While global income inequality has been decreasing for the past decades and billions were lifted out of extreme poverty (https://ourworldindata.org/global-economic-inequality#global-income-inequality-increased-for-2-centuries-and-is-now-falling), extreme incomes and extreme wealth by the Top 1% stayed stagnant over the past decades or has even been increasing in some countries (https://ourworldindata.org/grapher/share-of-top-1-in-pre-tax-national-income, https://ourworldindata.org/grapher/share-of-income-received-by-the-richest-1-of-the-population).
With people making millions or billions in income each year, more than the income of most people working their entire life and more than they could ever consciously spend, a new tax bracket for extreme wealth has to be established.
All yearly income above 1 million euro should get taxed higher than the previous tax rates, adjusted upwards into the multi-million range, and ending in extreme taxation for everything over 1 billion euro per year.
The taxation of extreme wealth should come combined with higher taxation on luxury goods (jets, yachts, jewelry), and secondary or tertiary homes which are not used for living but as an asset to store wealth while housing becomes unaffordable for the middle and lower class due to rising housing prices.

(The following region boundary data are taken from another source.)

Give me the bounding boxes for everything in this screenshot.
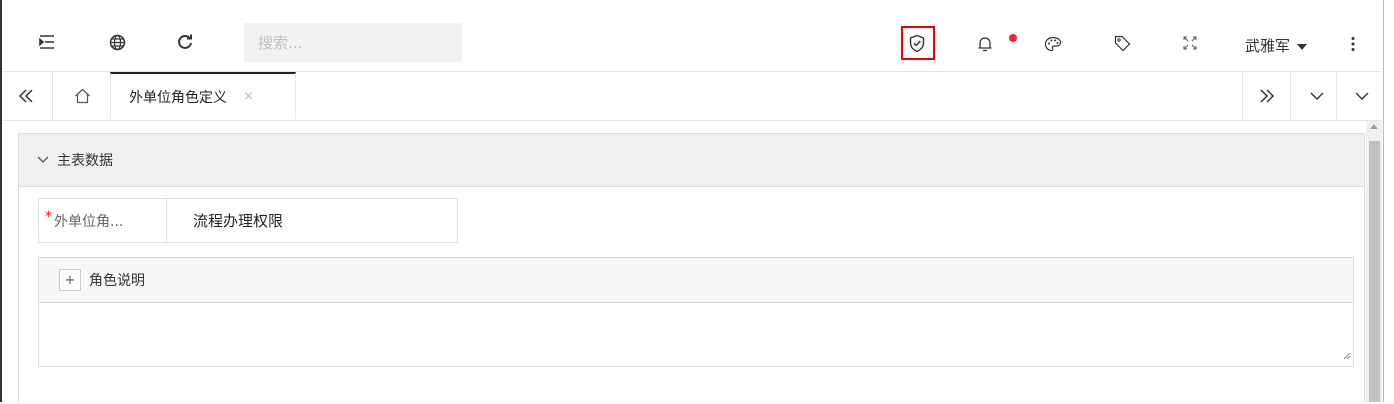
user-name: 武雅军 (1245, 37, 1291, 55)
tag-icon[interactable] (1112, 33, 1132, 53)
main-content: 主表数据 * 外单位角... 流程办理权限 + 角色说明 (2, 121, 1366, 403)
fullscreen-icon[interactable] (1180, 33, 1200, 53)
description-textarea[interactable] (39, 303, 1353, 367)
tab-active[interactable]: 外单位角色定义 × (110, 72, 296, 119)
caret-down-icon (1296, 37, 1308, 55)
refresh-icon[interactable] (175, 32, 195, 52)
add-button[interactable]: + (59, 269, 81, 291)
role-description-section: + 角色说明 (38, 257, 1354, 367)
master-data-panel: 主表数据 * 外单位角... 流程办理权限 + 角色说明 (18, 133, 1365, 403)
chevron-down-icon (37, 152, 49, 168)
globe-icon[interactable] (107, 32, 127, 52)
tab-divider (52, 72, 53, 120)
top-toolbar: 武雅军 (2, 0, 1382, 72)
tab-label: 外单位角色定义 (129, 89, 227, 106)
search-input[interactable] (244, 23, 462, 62)
panel-title: 主表数据 (57, 153, 113, 169)
palette-icon[interactable] (1043, 34, 1063, 54)
panel-header[interactable]: 主表数据 (19, 134, 1364, 187)
role-name-field: * 外单位角... 流程办理权限 (38, 198, 458, 243)
resize-handle-icon[interactable] (1343, 345, 1351, 364)
notification-dot (1009, 34, 1017, 42)
chevron-down-icon[interactable] (1352, 86, 1372, 106)
double-right-icon[interactable] (1257, 86, 1277, 106)
bell-icon[interactable] (975, 34, 995, 54)
field-label-text: 外单位角... (54, 213, 124, 230)
scroll-up-icon[interactable] (1370, 124, 1378, 129)
description-header: + 角色说明 (39, 258, 1353, 303)
required-mark: * (45, 208, 52, 225)
description-label: 角色说明 (89, 273, 145, 289)
tab-close-icon[interactable]: × (243, 89, 254, 104)
role-name-input[interactable]: 流程办理权限 (167, 199, 283, 242)
user-menu[interactable]: 武雅军 (1245, 35, 1308, 56)
chevron-down-icon[interactable] (1307, 86, 1327, 106)
home-icon[interactable] (72, 86, 92, 106)
tab-bar: 外单位角色定义 × (2, 72, 1382, 121)
field-label: * 外单位角... (39, 199, 167, 242)
shield-check-icon[interactable] (907, 33, 927, 53)
tab-divider (1290, 72, 1291, 120)
menu-fold-icon[interactable] (37, 32, 57, 52)
more-vertical-icon[interactable] (1346, 34, 1360, 54)
tab-divider (1242, 72, 1243, 120)
scrollbar-thumb[interactable] (1369, 141, 1380, 402)
tab-divider (1336, 72, 1337, 120)
double-left-icon[interactable] (16, 86, 36, 106)
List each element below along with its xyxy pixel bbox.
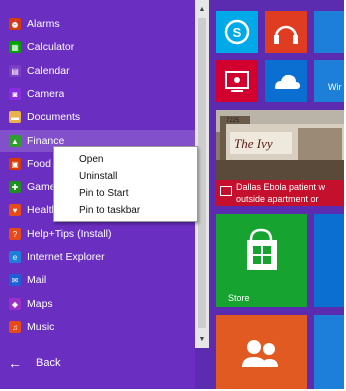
weather-text: Wir	[328, 82, 342, 92]
store-tile[interactable]: Store	[216, 214, 307, 307]
app-item-label: Maps	[27, 298, 53, 310]
food-icon: ▣	[9, 158, 21, 170]
back-button[interactable]: ← Back	[8, 352, 60, 374]
partial-blue-tile-bottom[interactable]	[314, 315, 344, 389]
app-item-camera[interactable]: ◙ Camera	[0, 83, 195, 105]
weather-tile-top[interactable]	[314, 11, 344, 53]
store-label: Store	[228, 293, 250, 303]
app-item-label: Food	[27, 158, 51, 170]
start-tiles: S Wir The Ivy 7225 Dallas Ebola patient …	[216, 0, 344, 389]
app-item-label: Calendar	[27, 65, 70, 77]
folder-icon: ▬	[9, 111, 21, 123]
headphones-icon	[274, 25, 298, 44]
video-tile[interactable]	[216, 60, 258, 102]
app-item-label: Calculator	[27, 41, 75, 53]
scroll-thumb[interactable]	[198, 18, 206, 328]
news-photo-number-text: 7225	[226, 118, 240, 124]
scroll-down-arrow-icon[interactable]: ▼	[195, 332, 209, 346]
weather-tile[interactable]: Wir	[314, 60, 344, 102]
music-tile[interactable]	[265, 11, 307, 53]
svg-text:S: S	[233, 25, 242, 40]
menu-item-pin-to-start[interactable]: Pin to Start	[79, 188, 128, 199]
finance-chart-icon: ▲	[9, 135, 21, 147]
app-item-label: Documents	[27, 111, 81, 123]
news-caption-text: Dallas Ebola patient w outside apartment…	[236, 182, 326, 204]
app-item-mail[interactable]: ✉ Mail	[0, 269, 195, 291]
people-icon	[242, 340, 278, 367]
maps-icon: ◆	[9, 298, 21, 310]
app-item-calculator[interactable]: ▦ Calculator	[0, 36, 195, 58]
app-item-maps[interactable]: ◆ Maps	[0, 293, 195, 315]
app-item-label: Camera	[27, 88, 65, 100]
news-photo: The Ivy 7225	[216, 110, 344, 180]
menu-item-uninstall[interactable]: Uninstall	[79, 171, 117, 182]
news-tile[interactable]: The Ivy 7225 Dallas Ebola patient w outs…	[216, 110, 344, 206]
app-item-label: Mail	[27, 274, 47, 286]
news-caption-bar: Dallas Ebola patient w outside apartment…	[216, 180, 344, 206]
news-photo-sign-text: The Ivy	[234, 136, 273, 151]
help-icon: ?	[9, 228, 21, 240]
app-item-music[interactable]: ♫ Music	[0, 316, 195, 338]
onedrive-tile[interactable]	[265, 60, 307, 102]
mail-icon: ✉	[9, 274, 21, 286]
scroll-up-arrow-icon[interactable]: ▲	[195, 2, 209, 16]
app-item-label: Internet Explorer	[27, 251, 105, 263]
skype-tile[interactable]: S	[216, 11, 258, 53]
news-icon	[220, 186, 232, 196]
music-icon: ♫	[9, 321, 21, 333]
cloud-icon	[275, 74, 300, 89]
app-item-alarms[interactable]: ⏰ Alarms	[0, 13, 195, 35]
store-bag-icon	[247, 228, 277, 270]
games-controller-icon: ✚	[9, 181, 21, 193]
skype-icon: S	[224, 19, 250, 45]
app-item-calendar[interactable]: ▤ Calendar	[0, 60, 195, 82]
back-arrow-icon: ←	[8, 355, 22, 371]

Hording absurd amounts of money should be disincentivized as well. Billions of euro sitting on a bank account not being used should get taxed by several percent each year. This is especially needed in the case of multinational corporations such as Apple, Google, and Microsoft, storing hundreds of billion dollars with no intent of using it.
The EU can become a leading example by creating policies unifying the tax standard of its member states and promoting stronger income equality.